You cannot correct the past. What you need to do is to prevent HR interference or candidate "influence" the next time you interview. Think of this as "hiring feedback" without the model's ("tool's" now) steps.

By all means, allow HR to review your question list. This is a reasonable function for HR to insure all questions are in accordance with company policy and most importantly that the questions do not violate hiring law. We don't want any "So, are you from a terrorist watch list country" or "are you married or gay" type of questions. Note that there is some hyperbole in the previous example to insure that everyone sees why the questions are not appropriate.

HR need not sit in on your interviews, but if there is a suspicion you are asking the above types of questions, HR may see it as her role to screen your follow-up questions for adherence to hiring law. HR should not be collecting anything nor scoring anything that you do not direct her to collect or rate. This is your interview, not HR's interview. You set the rules. You are responsible for the performance of the selected candidate. As long as you are hiring the best for the position, and can support the hiring process for objectivity, then there is no issue upon which you can be assailed.
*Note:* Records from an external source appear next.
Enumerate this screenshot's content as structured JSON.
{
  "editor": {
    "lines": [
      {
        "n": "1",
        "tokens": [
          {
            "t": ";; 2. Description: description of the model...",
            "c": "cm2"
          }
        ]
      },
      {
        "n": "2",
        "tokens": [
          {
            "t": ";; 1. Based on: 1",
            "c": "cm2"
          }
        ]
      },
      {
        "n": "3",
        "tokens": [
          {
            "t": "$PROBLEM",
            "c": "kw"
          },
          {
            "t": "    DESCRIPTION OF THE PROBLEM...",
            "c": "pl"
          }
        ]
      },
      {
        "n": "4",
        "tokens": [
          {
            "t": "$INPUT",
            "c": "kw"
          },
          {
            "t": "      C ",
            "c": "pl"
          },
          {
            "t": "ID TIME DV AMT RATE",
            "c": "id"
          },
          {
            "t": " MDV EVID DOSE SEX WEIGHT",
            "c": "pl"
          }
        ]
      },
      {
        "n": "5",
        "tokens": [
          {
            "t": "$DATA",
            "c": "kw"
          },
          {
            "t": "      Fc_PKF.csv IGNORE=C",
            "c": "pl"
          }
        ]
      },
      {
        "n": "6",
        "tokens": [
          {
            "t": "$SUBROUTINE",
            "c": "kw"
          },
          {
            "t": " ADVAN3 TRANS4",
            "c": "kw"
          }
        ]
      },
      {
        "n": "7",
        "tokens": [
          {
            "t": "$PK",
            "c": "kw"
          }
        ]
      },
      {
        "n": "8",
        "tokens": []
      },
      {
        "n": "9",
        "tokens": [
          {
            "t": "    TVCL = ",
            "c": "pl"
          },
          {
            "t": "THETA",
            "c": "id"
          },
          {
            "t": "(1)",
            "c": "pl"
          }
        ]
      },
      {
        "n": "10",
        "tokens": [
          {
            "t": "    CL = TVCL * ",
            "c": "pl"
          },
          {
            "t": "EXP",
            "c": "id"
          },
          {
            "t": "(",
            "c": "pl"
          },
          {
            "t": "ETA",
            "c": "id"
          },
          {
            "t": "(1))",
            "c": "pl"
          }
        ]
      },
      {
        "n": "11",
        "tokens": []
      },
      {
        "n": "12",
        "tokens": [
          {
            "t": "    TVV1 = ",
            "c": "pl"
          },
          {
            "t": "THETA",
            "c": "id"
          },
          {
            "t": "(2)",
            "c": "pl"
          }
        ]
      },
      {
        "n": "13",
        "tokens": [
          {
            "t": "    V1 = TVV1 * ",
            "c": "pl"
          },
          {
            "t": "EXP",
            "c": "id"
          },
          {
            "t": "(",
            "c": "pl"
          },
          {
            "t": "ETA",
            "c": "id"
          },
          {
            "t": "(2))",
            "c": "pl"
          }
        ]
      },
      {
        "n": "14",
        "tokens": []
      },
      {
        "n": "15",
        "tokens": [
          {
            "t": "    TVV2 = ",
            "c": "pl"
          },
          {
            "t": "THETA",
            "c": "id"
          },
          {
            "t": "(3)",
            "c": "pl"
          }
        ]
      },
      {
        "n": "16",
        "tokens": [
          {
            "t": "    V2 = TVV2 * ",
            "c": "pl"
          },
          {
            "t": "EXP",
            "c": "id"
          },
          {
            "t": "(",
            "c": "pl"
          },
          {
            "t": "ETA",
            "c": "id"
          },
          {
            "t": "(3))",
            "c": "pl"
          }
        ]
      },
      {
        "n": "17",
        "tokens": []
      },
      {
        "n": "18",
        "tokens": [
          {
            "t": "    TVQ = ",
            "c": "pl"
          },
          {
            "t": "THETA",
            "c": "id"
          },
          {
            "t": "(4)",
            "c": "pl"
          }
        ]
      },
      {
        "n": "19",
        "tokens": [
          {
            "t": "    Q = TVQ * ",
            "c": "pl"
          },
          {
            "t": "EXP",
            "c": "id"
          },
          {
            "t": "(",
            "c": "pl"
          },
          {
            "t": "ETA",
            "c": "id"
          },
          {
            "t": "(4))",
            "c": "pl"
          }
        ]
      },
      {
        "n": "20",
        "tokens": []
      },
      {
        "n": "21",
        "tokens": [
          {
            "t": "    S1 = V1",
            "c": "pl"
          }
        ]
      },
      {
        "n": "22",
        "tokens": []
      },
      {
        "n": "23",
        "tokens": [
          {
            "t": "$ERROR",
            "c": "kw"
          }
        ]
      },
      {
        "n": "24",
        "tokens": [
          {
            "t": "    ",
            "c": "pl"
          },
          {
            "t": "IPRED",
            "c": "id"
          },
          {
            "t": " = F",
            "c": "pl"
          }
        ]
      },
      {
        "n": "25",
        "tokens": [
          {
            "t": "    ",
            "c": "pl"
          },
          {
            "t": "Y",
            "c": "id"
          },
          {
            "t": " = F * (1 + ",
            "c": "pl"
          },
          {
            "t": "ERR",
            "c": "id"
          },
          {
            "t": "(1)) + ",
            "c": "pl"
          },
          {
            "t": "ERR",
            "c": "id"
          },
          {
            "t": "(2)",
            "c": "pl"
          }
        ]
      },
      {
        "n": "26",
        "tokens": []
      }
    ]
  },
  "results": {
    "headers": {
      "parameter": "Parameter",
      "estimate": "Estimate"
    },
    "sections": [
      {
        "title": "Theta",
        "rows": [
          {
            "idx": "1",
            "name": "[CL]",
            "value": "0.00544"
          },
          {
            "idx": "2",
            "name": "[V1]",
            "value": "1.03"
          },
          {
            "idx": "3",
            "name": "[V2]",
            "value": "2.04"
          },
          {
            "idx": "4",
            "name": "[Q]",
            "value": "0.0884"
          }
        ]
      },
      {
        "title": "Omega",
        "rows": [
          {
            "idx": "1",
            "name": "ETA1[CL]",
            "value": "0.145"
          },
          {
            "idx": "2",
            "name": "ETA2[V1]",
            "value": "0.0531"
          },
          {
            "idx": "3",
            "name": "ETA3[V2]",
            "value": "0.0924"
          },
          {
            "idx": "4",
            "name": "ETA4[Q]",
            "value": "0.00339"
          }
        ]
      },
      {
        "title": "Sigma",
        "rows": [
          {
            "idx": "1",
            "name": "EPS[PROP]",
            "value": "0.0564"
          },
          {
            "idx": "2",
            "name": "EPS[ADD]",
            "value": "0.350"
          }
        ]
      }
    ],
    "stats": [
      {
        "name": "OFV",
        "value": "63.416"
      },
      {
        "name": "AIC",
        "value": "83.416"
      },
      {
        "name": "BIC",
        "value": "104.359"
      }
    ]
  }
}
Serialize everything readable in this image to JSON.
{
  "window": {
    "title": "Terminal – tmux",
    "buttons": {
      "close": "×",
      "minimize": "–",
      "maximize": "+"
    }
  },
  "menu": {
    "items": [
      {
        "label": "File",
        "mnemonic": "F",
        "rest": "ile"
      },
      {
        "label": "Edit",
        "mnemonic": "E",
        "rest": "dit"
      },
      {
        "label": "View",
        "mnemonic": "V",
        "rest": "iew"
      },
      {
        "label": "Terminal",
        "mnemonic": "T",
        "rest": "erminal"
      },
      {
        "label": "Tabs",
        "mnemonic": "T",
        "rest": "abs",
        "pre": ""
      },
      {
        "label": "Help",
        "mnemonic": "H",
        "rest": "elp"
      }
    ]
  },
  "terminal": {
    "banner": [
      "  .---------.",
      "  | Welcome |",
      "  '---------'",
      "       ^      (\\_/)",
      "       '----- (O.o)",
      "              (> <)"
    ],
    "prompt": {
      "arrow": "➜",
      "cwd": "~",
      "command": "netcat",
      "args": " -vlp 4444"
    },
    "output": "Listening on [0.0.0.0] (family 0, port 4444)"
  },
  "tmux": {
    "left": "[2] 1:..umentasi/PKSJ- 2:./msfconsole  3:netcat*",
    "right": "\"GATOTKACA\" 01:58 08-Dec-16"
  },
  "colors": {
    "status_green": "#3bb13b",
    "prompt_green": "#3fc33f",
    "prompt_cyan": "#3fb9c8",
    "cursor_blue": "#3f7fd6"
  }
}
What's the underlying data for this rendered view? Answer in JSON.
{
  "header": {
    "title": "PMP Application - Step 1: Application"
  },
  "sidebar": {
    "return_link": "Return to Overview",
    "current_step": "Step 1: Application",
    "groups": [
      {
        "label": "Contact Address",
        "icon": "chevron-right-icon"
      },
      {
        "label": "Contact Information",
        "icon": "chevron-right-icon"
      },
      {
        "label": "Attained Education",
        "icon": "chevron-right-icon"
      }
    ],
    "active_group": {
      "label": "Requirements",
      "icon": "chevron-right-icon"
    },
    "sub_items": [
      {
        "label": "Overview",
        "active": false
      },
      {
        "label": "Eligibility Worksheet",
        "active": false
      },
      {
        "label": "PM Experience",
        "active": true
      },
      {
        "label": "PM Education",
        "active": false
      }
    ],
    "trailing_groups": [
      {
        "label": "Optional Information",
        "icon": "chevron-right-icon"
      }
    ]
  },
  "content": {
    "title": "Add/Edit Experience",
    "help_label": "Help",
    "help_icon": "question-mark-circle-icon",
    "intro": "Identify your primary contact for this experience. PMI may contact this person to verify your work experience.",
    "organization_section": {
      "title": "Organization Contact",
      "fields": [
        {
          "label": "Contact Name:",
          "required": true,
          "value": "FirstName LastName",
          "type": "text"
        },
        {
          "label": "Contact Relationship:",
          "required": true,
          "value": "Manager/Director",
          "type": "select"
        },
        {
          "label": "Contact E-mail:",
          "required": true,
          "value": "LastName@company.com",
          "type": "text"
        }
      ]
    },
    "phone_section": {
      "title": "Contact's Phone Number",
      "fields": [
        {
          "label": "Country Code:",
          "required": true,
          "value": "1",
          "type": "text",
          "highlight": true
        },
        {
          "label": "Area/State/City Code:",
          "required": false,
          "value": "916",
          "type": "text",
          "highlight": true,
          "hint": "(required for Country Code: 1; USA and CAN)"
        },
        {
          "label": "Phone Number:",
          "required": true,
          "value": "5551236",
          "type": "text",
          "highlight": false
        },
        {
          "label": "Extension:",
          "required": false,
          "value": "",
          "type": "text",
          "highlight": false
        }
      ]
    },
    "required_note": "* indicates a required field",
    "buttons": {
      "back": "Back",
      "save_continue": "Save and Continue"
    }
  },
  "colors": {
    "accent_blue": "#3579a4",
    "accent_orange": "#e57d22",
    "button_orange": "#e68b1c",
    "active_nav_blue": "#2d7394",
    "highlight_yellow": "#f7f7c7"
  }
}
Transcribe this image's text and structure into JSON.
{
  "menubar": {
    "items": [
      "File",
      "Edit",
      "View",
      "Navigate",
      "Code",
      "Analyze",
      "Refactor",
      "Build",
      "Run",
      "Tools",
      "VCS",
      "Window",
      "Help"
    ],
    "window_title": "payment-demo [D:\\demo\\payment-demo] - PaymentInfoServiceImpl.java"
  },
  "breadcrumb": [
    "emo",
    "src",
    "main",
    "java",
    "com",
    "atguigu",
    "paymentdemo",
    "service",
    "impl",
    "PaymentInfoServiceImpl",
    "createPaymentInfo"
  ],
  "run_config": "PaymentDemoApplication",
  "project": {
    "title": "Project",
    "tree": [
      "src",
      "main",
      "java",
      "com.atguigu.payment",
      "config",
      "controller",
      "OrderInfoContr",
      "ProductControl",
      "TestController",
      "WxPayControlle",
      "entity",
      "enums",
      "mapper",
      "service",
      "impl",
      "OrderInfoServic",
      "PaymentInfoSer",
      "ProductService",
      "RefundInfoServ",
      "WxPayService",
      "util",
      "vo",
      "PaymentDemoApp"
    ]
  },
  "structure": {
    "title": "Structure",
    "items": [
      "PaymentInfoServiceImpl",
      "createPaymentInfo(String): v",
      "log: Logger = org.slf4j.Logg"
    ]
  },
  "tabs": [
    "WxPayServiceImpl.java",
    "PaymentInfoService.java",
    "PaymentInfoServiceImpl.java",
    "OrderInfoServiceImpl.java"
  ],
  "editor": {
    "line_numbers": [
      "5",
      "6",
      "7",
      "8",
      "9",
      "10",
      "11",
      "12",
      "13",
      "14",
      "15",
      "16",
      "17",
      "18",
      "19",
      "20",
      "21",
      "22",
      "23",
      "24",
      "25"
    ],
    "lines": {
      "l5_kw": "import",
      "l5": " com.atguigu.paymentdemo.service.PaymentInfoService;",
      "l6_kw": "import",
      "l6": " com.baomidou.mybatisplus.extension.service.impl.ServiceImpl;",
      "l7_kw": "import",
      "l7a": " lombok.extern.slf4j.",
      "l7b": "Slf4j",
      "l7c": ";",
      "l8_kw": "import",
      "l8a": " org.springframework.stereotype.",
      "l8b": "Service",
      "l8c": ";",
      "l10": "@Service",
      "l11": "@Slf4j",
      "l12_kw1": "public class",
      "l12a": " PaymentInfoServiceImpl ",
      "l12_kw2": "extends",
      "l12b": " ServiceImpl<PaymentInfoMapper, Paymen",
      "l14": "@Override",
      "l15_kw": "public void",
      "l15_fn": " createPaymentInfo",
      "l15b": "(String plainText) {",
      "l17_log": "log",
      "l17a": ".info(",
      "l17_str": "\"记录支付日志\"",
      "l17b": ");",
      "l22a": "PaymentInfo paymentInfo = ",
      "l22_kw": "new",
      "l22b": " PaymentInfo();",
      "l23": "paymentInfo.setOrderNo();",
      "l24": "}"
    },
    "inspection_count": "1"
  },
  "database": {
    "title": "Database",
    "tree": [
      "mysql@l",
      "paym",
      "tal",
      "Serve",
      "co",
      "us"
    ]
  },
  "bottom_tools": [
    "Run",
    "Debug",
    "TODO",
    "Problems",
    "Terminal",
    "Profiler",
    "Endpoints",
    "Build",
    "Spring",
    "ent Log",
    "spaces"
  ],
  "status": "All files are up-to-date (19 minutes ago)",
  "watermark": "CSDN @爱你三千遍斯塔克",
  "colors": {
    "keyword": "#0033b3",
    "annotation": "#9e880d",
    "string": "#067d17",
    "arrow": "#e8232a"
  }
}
Speaking of the historical incident you outline: Keep the original spreadsheet and the corrected spreadsheet. If/when HR takes this up the chain, you'll have your evidence for making your decision. You should never voice any of your suspicions you outlined above, except to counsel should this escalate as far as a lawsuit or accusations of bias from HR or one of the candidates. If your boss asks "Do you think HR was trying to influence your decision toward her candidate," then you have carte blanche to say what you will. I'd probably say something along the lines of "the evidence tends to support such a suspicion, I would say."

Make sure your process is not biased toward or away from any candidate or group. Evaluate honestly and accurately. I would assume this to be self-evident, but make sure HR does not have any basis for any suspicions she might have.

One additional thought: Rework the corrected spreadsheet without your scores and without HR's scores. Evaluate whom to hire with this new spreadsheet. If the result is still not HR's candidate, then HR has no grounds for any suspicions she might have. Hiring someone or promoting someone has a direct impact on your ability to do your job and your future. You have to be certain that you do this task more diligently than you do any other task you might have.

Marvin's picture

Nice information above here.I am searching this information from long time.

DiogenesPerez's picture
Licensee Badge

In my experience hiring decisions are made by all the people involved in the interviews, is not clear if you get a face to face (everyone in the same room if possible) Hire/No Hire Vote and spreadsheets normally are used for record tracking only.

The current process has been tainted, now you can't be sure if what you get from the spreadsheet is your interpretation or an actual behavior and if you're hiring someone because HR might want to hire him/her or not.

On the long term invest in your relationship with your HR, go and share a coffee, understand her motivations. Believe me is easier than antagonize an internal supplier (HR). Maybe she's trying to "improve" hiring process, maybe she's actually trying to hire a friend or an acquaintance which is not always a bad thing.